La Commission européenne a adopté, mercredi 6 et jeudi 7 mai, plusieurs dispositifs de soutien dans le contexte du Covid-19, en vertu du cadre temporaire pour les aides d'État du 19 mars 2020 (modifié le 3 avril 2020).
Hongrie. Le 7 mai, la Commission a autorisé un régime hongrois visant à soutenir la chaîne de valeur agroalimentaire dans le contexte de la pandémie. Ce régime devrait mobiliser 314 millions d'euros. Ce régime sera accessible aux petites et moyennes entreprises (PME) actives dans tous les secteurs, mais il vise plus largement la chaîne de valeur agroalimentaire. La mesure a pour objectif de fournir à ces entreprises des moyens financiers pour couvrir leurs besoins immédiats en fonds de roulement et en investissements et les aider à poursuivre leurs activités en cette période difficile.
Finlande. La Commission a approuvé, le 6 mai, deux régimes finlandais dotés d'un budget total de 40 millions €, destinés à soutenir les secteurs de l'agriculture et de la pêche dans le contexte de la pandémie de coronavirus. L'aide prend la forme de subventions directes et les régimes sont dotés d'un budget total estimé à 40 millions d'euros (30 millions d'euros pour l'agriculture et 10 millions d'euros pour la pêche et l'aquaculture).
L'objectif de ces programmes est d'aider ces entreprises à faire face aux problèmes de liquidités en couvrant une partie de leurs salaires, de leurs loyers et d'autres dépenses de fonctionnement essentielles, nécessaires à la poursuite de leurs activités.
La Commission a estimé que les mesures finlandaises étaient conformes aux conditions énoncées dans le cadre temporaire. En particulier, le montant maximal de l'aide pouvant être accordée au titre des régimes ne dépasse pas 100 000 € pour les entreprises actives dans la production agricole primaire ou 120 000 € pour les entreprises actives dans la pêche et l'aquaculture.
République tchèque. La Commission a approuvé, le 7 mai, un régime d'aide tchèque de 7,3 millions d'euros destiné à soutenir les activités de recherche et développement (R&D) liées au coronavirus.
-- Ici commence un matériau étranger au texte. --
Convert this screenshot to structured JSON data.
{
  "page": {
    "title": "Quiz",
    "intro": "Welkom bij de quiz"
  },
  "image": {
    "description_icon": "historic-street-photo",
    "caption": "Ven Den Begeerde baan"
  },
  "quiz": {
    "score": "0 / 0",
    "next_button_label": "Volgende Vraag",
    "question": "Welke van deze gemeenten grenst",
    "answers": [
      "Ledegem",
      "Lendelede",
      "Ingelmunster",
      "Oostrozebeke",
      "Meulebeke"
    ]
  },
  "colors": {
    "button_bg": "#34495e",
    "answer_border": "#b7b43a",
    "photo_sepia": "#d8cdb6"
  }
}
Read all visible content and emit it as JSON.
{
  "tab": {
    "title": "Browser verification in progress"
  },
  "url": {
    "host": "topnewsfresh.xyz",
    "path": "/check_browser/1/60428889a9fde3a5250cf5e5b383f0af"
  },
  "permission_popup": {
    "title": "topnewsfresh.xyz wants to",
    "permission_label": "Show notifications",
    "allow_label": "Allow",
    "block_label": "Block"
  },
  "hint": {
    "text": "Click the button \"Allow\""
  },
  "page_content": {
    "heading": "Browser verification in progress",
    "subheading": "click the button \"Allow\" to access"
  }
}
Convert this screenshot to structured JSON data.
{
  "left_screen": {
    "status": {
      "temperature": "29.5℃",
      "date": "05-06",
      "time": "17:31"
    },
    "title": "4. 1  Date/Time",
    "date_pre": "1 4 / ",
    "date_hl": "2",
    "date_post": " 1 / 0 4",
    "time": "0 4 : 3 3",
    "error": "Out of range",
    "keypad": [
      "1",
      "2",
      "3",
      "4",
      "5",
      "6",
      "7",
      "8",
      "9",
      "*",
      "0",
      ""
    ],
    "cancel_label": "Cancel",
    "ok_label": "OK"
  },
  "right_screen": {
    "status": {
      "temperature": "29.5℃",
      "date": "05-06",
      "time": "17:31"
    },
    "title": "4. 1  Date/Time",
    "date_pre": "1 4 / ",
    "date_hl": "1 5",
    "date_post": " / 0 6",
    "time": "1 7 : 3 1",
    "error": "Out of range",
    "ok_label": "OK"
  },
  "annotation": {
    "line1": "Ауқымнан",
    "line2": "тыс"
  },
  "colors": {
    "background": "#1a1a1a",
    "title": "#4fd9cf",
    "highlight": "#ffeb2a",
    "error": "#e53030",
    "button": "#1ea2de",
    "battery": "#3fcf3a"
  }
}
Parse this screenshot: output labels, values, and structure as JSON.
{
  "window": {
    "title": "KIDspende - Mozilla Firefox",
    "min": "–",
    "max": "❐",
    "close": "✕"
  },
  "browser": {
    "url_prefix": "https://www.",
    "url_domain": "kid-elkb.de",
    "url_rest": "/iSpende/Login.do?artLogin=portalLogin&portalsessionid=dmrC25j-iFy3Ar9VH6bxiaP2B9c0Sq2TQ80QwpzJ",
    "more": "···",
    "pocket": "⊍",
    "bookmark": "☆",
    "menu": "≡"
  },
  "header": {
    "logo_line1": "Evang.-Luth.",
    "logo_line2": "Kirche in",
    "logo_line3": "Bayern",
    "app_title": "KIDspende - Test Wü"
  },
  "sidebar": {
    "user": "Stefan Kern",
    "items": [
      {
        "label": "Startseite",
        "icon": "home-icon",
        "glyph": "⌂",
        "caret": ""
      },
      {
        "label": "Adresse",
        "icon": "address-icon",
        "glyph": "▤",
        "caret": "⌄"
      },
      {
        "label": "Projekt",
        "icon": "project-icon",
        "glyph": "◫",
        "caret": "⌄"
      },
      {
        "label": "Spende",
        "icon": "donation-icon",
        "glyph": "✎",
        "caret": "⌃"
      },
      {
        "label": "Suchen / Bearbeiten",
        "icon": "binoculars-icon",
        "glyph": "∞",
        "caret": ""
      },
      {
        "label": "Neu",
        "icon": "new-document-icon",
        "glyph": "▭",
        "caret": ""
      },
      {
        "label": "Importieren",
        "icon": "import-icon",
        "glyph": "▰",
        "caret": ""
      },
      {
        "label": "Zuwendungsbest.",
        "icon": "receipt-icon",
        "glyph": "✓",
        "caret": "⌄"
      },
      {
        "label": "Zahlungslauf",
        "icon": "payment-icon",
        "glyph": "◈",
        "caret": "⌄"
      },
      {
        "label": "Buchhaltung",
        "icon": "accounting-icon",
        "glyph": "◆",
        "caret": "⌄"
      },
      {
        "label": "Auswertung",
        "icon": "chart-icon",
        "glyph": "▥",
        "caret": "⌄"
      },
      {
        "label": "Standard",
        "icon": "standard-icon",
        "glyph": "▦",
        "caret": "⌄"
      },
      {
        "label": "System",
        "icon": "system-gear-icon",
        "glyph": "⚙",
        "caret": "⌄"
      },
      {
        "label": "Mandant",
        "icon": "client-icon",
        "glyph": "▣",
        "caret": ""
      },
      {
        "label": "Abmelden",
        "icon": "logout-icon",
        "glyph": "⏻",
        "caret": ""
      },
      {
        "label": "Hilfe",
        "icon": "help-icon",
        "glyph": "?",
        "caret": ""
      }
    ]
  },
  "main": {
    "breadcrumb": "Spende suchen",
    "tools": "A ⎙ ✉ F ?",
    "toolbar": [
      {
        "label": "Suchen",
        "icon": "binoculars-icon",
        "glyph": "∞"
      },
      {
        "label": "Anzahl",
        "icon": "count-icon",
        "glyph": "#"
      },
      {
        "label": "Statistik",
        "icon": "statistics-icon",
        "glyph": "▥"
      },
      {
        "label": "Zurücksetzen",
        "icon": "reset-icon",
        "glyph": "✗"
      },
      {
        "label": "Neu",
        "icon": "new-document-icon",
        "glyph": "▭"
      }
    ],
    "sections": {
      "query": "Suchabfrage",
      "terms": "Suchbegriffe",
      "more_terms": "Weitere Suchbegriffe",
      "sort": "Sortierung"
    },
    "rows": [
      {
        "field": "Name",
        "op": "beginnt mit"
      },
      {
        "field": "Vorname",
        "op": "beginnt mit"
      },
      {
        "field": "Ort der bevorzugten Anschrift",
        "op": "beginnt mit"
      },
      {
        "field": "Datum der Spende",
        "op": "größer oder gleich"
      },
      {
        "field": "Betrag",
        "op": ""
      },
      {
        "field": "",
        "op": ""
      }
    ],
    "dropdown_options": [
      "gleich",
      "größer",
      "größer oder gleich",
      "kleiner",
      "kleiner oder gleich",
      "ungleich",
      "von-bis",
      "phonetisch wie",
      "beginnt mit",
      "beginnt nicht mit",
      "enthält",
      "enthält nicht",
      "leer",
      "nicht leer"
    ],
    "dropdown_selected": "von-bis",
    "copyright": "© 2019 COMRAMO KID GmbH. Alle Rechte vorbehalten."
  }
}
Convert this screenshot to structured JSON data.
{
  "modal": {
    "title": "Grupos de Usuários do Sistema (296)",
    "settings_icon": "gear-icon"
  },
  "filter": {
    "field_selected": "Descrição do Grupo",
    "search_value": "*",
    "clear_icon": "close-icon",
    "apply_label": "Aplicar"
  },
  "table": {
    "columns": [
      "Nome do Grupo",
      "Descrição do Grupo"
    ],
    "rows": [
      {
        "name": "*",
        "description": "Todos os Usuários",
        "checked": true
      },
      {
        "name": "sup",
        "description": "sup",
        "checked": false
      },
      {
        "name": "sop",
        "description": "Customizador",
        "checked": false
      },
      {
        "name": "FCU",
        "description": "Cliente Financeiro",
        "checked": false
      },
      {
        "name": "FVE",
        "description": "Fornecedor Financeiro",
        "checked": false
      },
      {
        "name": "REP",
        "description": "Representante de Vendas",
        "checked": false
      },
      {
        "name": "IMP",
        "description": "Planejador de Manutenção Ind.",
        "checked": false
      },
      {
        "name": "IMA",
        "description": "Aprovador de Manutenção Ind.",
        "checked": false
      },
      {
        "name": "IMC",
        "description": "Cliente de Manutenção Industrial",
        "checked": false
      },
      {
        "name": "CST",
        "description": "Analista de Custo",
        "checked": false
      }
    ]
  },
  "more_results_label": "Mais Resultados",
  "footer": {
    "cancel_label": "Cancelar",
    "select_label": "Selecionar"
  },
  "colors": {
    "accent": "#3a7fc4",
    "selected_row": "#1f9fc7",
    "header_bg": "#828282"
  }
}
L'aide publique prendra la forme de subventions directes. Le régime sera accessible à toutes les entreprises tchèques capables de mener des projets de R&D pertinents dans tous les secteurs. L'aide couvrira 75% des coûts de R&D concernés. En outre, les résultats des activités de recherche seront mis à la disposition de tiers dans l'Espace économique européen par le biais de licences non exclusives. (Lionel Changeur)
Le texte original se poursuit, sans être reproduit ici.